He doesn't seem to accept Mom's deterioaration. He keeps saying everything is fine and dismisses my observations with "its a morning thing or she's coming off her the sleeping meds etc.
She didn't remember it was my birthday this year. When I stopped by this morning she was unresponsive to discussion. She couldn't even identify what she was eating and when she eventually did talk what she said was really short and unrelated to anything. Lastly she often communicates by clapping and banging.
He still makes doctor appointments for cancer screening and to check on surgeries from over a decade ago. He's a younger sibling who was always very attached to her.
Anyone have a similar family dynamic? Based on what I'm observing seems more and more likely she's transitioning to stage 7 Alzheimer's.
It is what it is. Women have always been stronger than men in many ways, which is why we make great nurses who often know more than the doctors they assist. We don't like dementia and Alzheimer's, but we accept it and rise to the task of learning about it so we can be better caretakers. As a rule.
Sometimes it's very difficult to convince other people to what you so apparently can see. I was in no way in charge of any of my mother's care, so I had to keep injecting what I knew to be true about my mother's deteriorating cognitive functions whenever I could. It was a very frustrating and sad position to be in.
If so and mom is living alone she shouldn't be.
Let me say I am a firm believer that anyone with dementia should not be living alone. it is dangerous for them. At anytime something could happen. A walk to the mailbox can lead to getting lost and injury or death. Letting someone ("the meter reader", a" service officer", "someone who needs to use the phone cuz their car broke down") into the house can lead to a robbery or worse.

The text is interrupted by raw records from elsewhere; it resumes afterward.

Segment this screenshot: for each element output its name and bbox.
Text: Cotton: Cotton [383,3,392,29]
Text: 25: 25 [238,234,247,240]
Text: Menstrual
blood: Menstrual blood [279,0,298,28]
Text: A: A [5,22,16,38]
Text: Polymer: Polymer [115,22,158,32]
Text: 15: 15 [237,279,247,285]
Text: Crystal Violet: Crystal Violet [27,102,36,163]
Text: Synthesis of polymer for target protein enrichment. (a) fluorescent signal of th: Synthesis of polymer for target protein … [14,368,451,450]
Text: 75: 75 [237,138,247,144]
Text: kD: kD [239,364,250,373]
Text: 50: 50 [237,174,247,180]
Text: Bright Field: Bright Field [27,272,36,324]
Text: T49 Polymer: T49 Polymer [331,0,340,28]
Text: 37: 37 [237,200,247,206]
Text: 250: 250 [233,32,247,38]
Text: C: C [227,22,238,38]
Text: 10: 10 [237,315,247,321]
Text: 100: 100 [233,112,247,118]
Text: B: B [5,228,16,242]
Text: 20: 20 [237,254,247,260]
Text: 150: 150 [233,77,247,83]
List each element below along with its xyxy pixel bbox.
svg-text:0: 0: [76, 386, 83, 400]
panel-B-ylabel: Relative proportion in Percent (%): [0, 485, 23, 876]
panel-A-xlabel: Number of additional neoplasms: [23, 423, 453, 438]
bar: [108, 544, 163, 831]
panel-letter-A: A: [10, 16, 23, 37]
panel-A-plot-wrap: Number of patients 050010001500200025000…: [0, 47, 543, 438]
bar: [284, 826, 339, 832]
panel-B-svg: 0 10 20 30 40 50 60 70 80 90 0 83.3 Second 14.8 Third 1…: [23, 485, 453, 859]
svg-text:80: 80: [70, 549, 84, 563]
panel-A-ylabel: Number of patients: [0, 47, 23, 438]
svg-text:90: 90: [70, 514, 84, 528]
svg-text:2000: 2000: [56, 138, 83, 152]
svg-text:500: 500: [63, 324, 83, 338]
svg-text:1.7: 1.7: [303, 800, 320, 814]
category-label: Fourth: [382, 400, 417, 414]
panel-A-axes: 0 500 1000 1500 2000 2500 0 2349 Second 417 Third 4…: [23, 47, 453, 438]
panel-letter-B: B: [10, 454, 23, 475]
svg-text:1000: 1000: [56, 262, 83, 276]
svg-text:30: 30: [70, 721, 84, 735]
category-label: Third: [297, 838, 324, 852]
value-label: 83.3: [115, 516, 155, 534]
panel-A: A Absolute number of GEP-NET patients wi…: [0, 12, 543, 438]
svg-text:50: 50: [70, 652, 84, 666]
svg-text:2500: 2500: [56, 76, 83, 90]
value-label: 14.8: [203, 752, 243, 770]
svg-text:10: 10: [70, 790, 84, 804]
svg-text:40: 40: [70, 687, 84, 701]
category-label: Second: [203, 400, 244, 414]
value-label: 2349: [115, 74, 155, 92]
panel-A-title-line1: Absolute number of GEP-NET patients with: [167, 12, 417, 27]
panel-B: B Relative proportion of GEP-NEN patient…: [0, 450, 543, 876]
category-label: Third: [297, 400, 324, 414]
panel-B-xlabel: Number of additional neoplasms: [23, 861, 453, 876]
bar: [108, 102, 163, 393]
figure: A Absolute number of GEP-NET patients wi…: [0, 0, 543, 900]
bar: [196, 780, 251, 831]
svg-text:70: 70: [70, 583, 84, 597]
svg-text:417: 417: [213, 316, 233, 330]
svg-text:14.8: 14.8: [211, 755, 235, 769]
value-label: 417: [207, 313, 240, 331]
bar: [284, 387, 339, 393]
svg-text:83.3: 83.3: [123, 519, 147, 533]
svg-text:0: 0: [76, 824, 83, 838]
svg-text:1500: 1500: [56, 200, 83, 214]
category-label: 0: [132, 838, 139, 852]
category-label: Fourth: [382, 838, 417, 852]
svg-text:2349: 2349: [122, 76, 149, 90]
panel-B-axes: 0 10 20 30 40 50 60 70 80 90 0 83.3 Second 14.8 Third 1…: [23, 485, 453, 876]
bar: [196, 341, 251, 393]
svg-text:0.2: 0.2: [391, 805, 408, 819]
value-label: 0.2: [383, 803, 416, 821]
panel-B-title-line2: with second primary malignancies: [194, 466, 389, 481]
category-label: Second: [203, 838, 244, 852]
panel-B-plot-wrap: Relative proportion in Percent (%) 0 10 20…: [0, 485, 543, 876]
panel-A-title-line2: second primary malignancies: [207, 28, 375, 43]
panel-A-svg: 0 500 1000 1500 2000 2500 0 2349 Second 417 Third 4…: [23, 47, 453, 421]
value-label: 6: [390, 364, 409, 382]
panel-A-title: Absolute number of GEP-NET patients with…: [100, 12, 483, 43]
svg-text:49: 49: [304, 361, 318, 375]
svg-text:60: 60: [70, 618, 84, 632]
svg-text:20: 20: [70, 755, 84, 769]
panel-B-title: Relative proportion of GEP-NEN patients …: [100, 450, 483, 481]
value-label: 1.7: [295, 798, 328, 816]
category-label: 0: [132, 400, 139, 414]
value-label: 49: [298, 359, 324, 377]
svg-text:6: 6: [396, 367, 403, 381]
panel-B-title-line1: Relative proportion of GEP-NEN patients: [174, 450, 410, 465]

And I can sorta understand your brother.
Under "normal" circumstances it is difficult to watch someone you love lose themselves piece by piece to dementia.. But as close to your mother as your brother seems to be it is more difficult and it is much easier to be in denial about what is happening.
You can't fix that or his perception as to what is going on.
What you can do is make sure mom is safe.
If she does not have a complete diagnosis yet you need one.
If she has not appointed a POA for Health and or Finances if that is possible do it ASAP. An attorney after talking to her can determine if she understands what is being asked and what she is signing. so make an appointment with an Elder Care Attorney and if she has "good or better" times of day make the appointment for then. If it is determined that she is not cognizant then she will either need a Guardian you or other family member or the Court can appoint one if there are none that want to take on this responsibility.
It's pointless to argue with brother. He's deep into his delusion, which may be brought about by grief or even anger.
So then what? Mom's diagnosed but brother's still delusional. At that point, you have to figure out what is best for mom and how to remove brother as her caregiver, POA, or whatever his involvement is. I hope it goes well!